Over the past year, shares of Quantum Computing Inc. (NASDAQ: QUBT) and D-Wave Quantum (NYSE: QBTS) have lost 3.4% and 8.9%, respectively, both significantly outperforming the broader industry’s 16.3% decline.

The quantum computing market continues to face serious structural headwinds, including extreme physical fragility, massive error-correction overhead, prohibitive infrastructure costs, and a severe global talent shortage.

Despite those challenges, the sector is advancing from a research frontier toward real-world commercial validation, with different underlying technologies beginning to emerge as potential winners.

QCi posted revenues of $3.7 million in the first quarter, a dramatic jump from just $39,000 in the prior-year period, while D-Wave reported a 1,994% surge in bookings over the same timeframe.

QCi has been aggressively investing in quantum photonics and scalable computing, with research and development expenses rising 133.5% year-over-year during the first quarter, driven by an expanded engineering and scientific workforce.

The company is developing the next version of its Dirac quantum optimization platform and advancing a gate-based quantum computing program aimed at producing a scalable, room-temperature photonic quantum computer.

QCi’s acquisitions of Luminar Semiconductor and NuCrypt have broadened its research talent base and technical capabilities, reinforcing a vertically integrated approach to quantum technology development.

QCi exited the first quarter with cash, cash equivalents, and investments of approximately $1.4 billion, total assets of around $1.6 billion, stockholders’ equity of approximately $1.6 billion, and total liabilities of just $23.4 million.
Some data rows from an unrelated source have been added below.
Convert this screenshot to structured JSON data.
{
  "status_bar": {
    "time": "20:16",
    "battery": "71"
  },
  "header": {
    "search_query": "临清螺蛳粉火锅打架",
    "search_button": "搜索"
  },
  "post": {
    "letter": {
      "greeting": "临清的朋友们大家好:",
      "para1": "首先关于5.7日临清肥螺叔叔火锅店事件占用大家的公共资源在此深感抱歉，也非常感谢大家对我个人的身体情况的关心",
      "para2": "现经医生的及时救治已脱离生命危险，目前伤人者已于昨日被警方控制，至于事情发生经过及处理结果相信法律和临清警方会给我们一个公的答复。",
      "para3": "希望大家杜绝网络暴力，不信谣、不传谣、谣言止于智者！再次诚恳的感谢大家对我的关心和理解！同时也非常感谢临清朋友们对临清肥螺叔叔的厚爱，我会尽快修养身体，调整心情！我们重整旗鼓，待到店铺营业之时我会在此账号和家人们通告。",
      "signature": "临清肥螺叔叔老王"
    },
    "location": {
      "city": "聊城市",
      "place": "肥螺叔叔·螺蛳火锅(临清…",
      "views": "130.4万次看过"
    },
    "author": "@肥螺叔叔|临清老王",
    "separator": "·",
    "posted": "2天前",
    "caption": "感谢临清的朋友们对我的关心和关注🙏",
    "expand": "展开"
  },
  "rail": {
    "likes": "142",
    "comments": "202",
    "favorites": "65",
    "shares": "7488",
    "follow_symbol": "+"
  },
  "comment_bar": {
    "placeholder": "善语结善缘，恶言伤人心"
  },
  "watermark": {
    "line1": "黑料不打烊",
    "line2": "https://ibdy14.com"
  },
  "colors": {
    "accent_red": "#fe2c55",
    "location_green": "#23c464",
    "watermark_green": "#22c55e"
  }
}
D-Wave continues to advance its annealing platform through Advantage2 and the Leap cloud service, with its sales opportunity pipeline and average potential deal size more than doubling versus the fourth quarter of 2025.

The company expects to complete two to three system deals per year and deliver at least two systems in 2026, reflecting growing commercial momentum across its annealing business.

D-Wave is also extending into gate-model computing following its acquisition of Quantum Circuits in January 2026, highlighting dual-rail qubits with built-in error detection and on-chip cryogenic control as central elements of that approach.

At the end of the first quarter, D-Wave held $338.2 million in cash and cash equivalents along with $250.2 million in marketable investment securities, providing a solid foundation for continued R&D and system installations.

On valuation, QCi trades at a forward one-year price-to-sales ratio of 82.07X, well below its historical median, while D-Wave trades at 134.08X, also below its own median.

Analyst price targets favor QCi, with six analysts setting an average target of $18.33, representing a potential upside of 99.67% from its last closing price.

Thirteen analysts covering D-Wave have set an average price target of $38.31, implying a gain of 68.32% from its most recent close, a solid but more modest projected return.

Both companies are pursuing meaningfully different strategies, with QCi building a vertically integrated photonics ecosystem and D-Wave focusing on commercial traction through expanding cloud services and system deployments.

QCi currently carries a Zacks Rank of 2 (Buy), making it the stronger near-term pick given its year-to-date outperformance and more attractive valuation relative to D-Wave.

D-Wave carries a Zacks Rank of 3 (Hold), and investors already holding the stock may find it worthwhile to maintain their position with a longer-term commercial growth thesis in mind.